However there is still one thing that is bothering me. So whenever I am given a function $f:\mathbb{R}\rightarrow\mathbb{R}$ and asked to check whether it is open or closed I should only look at its codomain?

No, because you were right. Your question means basically: Is a function $f\, : \,X \rightarrow Y$ open (closed), if it is open (closed) restricted to its codomain? From left to right this is true, but not the other way around.
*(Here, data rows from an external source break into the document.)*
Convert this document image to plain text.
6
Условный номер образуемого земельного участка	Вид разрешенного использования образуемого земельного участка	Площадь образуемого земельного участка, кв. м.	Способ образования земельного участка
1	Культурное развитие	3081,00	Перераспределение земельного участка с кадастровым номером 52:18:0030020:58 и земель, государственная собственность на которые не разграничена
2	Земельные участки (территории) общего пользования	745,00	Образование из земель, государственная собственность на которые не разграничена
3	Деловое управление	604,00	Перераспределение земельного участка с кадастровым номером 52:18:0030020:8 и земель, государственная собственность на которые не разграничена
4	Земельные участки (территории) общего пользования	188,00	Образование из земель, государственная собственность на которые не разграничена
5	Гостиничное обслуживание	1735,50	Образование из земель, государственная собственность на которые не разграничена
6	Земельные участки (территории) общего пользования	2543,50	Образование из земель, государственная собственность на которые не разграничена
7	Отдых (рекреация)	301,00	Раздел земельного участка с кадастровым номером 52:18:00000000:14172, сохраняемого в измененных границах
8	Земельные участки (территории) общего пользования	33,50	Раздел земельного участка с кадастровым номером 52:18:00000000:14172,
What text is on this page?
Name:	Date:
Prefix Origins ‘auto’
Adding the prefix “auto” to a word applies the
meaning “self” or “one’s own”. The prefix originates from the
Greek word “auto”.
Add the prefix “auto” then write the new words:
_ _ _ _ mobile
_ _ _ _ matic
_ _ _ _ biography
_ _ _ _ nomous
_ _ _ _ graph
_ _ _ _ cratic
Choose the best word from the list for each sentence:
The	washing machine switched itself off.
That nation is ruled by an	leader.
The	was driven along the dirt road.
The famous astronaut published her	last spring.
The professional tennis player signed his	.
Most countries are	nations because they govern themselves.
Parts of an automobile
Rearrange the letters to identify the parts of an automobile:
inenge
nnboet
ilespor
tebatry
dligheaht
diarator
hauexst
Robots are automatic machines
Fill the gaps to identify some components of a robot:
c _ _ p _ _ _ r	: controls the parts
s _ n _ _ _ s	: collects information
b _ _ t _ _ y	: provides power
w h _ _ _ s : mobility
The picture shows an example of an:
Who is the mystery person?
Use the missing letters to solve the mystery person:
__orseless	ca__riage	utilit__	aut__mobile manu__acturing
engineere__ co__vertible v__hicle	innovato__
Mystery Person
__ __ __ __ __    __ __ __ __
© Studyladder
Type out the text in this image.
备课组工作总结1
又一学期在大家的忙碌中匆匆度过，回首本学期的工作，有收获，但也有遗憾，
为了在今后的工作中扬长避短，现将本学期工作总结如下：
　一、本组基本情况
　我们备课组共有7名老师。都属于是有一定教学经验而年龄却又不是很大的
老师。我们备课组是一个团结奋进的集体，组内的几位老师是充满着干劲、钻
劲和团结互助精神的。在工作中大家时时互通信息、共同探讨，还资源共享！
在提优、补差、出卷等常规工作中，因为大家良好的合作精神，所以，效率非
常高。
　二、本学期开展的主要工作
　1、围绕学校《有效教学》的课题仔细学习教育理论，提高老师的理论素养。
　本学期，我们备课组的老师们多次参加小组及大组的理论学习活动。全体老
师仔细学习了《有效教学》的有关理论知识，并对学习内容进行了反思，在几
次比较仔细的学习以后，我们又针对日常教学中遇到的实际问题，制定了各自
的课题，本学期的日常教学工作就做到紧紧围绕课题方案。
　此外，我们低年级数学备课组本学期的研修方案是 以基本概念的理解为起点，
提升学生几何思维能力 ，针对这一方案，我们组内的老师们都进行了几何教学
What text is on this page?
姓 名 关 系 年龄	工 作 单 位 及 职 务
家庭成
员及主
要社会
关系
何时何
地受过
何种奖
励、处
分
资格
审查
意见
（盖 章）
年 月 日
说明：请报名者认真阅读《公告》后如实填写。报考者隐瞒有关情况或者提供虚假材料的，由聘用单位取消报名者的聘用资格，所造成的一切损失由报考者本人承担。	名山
Say $X = \mathbb{R}^{>0}\; , \;Y=\mathbb{R}$ and $f(x)=\dfrac{x}{\,\vert \,x\,\vert \,}\,.$ Then $f(X)=(0,1]$ is trivially closed in the codomain $f(X)$ but not in $Y$. And the same is true for $\tan^{-1}$. The image of the closed interval $(-\infty,0]$ is $(-\dfrac{\pi}{2},0]$ which is closed in the codomain $(-\dfrac{\pi}{2},\dfrac{\pi}{2})$ and not closed in $\mathbb{R}$.

It was only bothering me because I started thinking that since $\mathbb{R}$ is a closed set that its map $(-\frac{\pi}{2},\frac{\pi}{2})$ should also be a closed set under$\mathbb{R}$

Correct, this is of course not closed in $\mathbb{R}$.

A good example how the topological space considered makes a huge difference: $\mathbb{R} \cong \tan^{-1}(\mathbb{R}) = (-\frac{\pi}{2},\frac{\pi}{2})$ and $\mathbb{R} \ncong_{\operatorname{arc tan}} \mathbb{R}$, so closed on the induced topology of the codomain but not closed on the entire space.
... I shouldn't answer topological question, there are far too many pitfalls and one has to be extremely cautious as intuition isn't of much value.

 

[nightingale123]

I though I started understanding this but then I saw this post in the Wikipedia site which gave an example of a closed map

So I guess we should look on the induced topology afterall

 

[nightingale123]

Just to be sure I'm going to ask one of the professors tomorrow just to see what they believe to be the correct answer

 

[fresh_42]

I though I started understanding this but then I saw this post in the Wikipedia site which gave an example of a closed map View attachment 215272
So I guess we should look on the induced topology after

$f\, : \,\mathbb{R} \longrightarrow \mathbb{R}$ with $f\, : \, x \longmapsto x^2$ is continuous and closed intervals map onto closed intervals, but $f((-1,1))=[0,1)$ which is not open.

 

[nightingale123]

I know that however could you explain why it is closed? since $f(\mathbb{R})=[0,\infty)$and isn't this not closed in $\mathbb{R}$ ?

 

[nightingale123]

Note to self $[0,\infty)$ is indeed closed